The Ion Tiger drone, powered by hydrogen fuel cells and developed by the Office of Naval Research, set an electric plane (yes, plane, not train) endurance record last month when it stayed aloft for 23 hours and 17 minutes.
Unmanned aerial vehicles (UAVs) better known as drones proved themselves several years ago, but how about a aircraft with propulsion that doesn't require fossil fuel. No, I'm not talking about a rubber band.
The Ion Tiger is small prop driven plane that promises to carry a five pound payload and stay aloft for more than 24 hours. The power source is series of hydrogen fuel cells that crank out 500 watts, which is enough to the power the three quarter horsepower prop motor (some coverage said its was three quarter horsepower fuel cell, but I wonder if it was a fuel cell producing 500 watts to power a three quarter horsepower motor to turn the prop).

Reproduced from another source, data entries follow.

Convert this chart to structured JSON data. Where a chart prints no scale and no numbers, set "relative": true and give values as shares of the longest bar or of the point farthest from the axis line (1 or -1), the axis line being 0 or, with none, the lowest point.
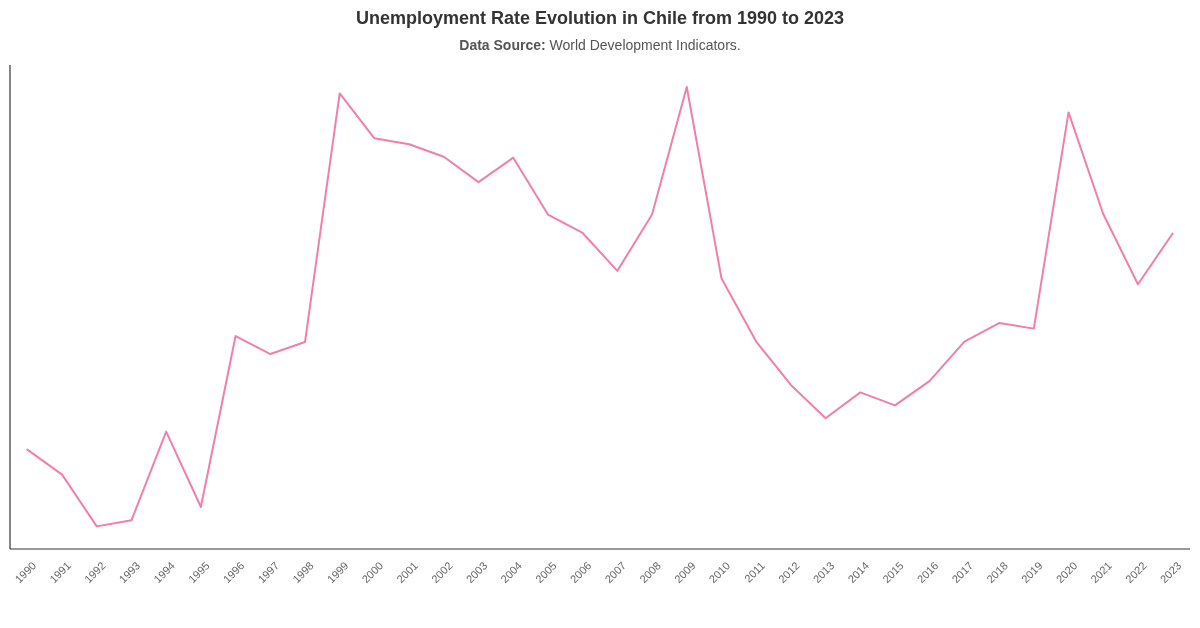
{
  "chart_data": {
    "type": "line",
    "title": "Unemployment Rate Evolution in Chile from 1990 to 2023",
    "subtitle": "Data Source: World Development Indicators.",
    "relative": true,
    "tick_labels": "x",
    "line_style": "solid",
    "categories": [
      "1990",
      "1991",
      "1992",
      "1993",
      "1994",
      "1995",
      "1996",
      "1997",
      "1998",
      "1999",
      "2000",
      "2001",
      "2002",
      "2003",
      "2004",
      "2005",
      "2006",
      "2007",
      "2008",
      "2009",
      "2010",
      "2011",
      "2012",
      "2013",
      "2014",
      "2015",
      "2016",
      "2017",
      "2018",
      "2019",
      "2020",
      "2021",
      "2022",
      "2023"
    ],
    "series": [
      {
        "color": "#f07fab",
        "values": [
          0.215,
          0.161,
          0.049,
          0.062,
          0.254,
          0.091,
          0.461,
          0.422,
          0.448,
          0.986,
          0.889,
          0.876,
          0.849,
          0.794,
          0.847,
          0.724,
          0.684,
          0.602,
          0.724,
          1,
          0.586,
          0.449,
          0.355,
          0.283,
          0.339,
          0.311,
          0.364,
          0.449,
          0.489,
          0.477,
          0.945,
          0.725,
          0.573,
          0.683
        ]
      }
    ]
  }
}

But it set the record for electrically-powered flight, according to several stories. The ONR can make a plane like this, but this morning when I called a project spokesman this morning, ONR's phones didn't work so my questions have been submitted by e-mail which at the moment feels like snail mail. A spokesman responded right away, but said my timing to reach the scientists involved was bad because this is a holiday week (we should all be so lucky...). I wanted to know or confirm among other things five hows and a when: how fast, how high, how does the remote control work, how much does it weigh, how much money to develop it and when such a craft might enter service. Also, did it land safely during the test?
There are several advantages to a hydrogen-powered craft like Ion Tiger. The obvious ones are cheaper and fuel (water!) and zero emissions assuming the hydrogen comes from a non-polluting source which today is rarely the case. Hydrogen is largely made through electrically-powered electrolyzers or is a byproduct of gasoline refining or chemical manufacturing.
However, as a surveillance craft, for example, perhaps its biggest advantage is the absence of heat and noise generated by an internal combustion engine which makes the Ion Tiger is hard to detect. The extended length of the time it can stay in the air is impressive, too. Let's face it: Big Brother will soon be watching 24x7, but that's an issue much more complex than the technology that can pull it off.
The video below is worth watching and shows how warfare and surveillance are being revolutionized by such marvels as the Ion Tiger, a very clever name by the way. If you catch it, there's a glimpse of one of GM's Chevy Equinox's adapted to run on hydrogen. I spent a morning driving one 18 months ago and it made me a hydrogen fan despite the challenges for this fuel source to become economic.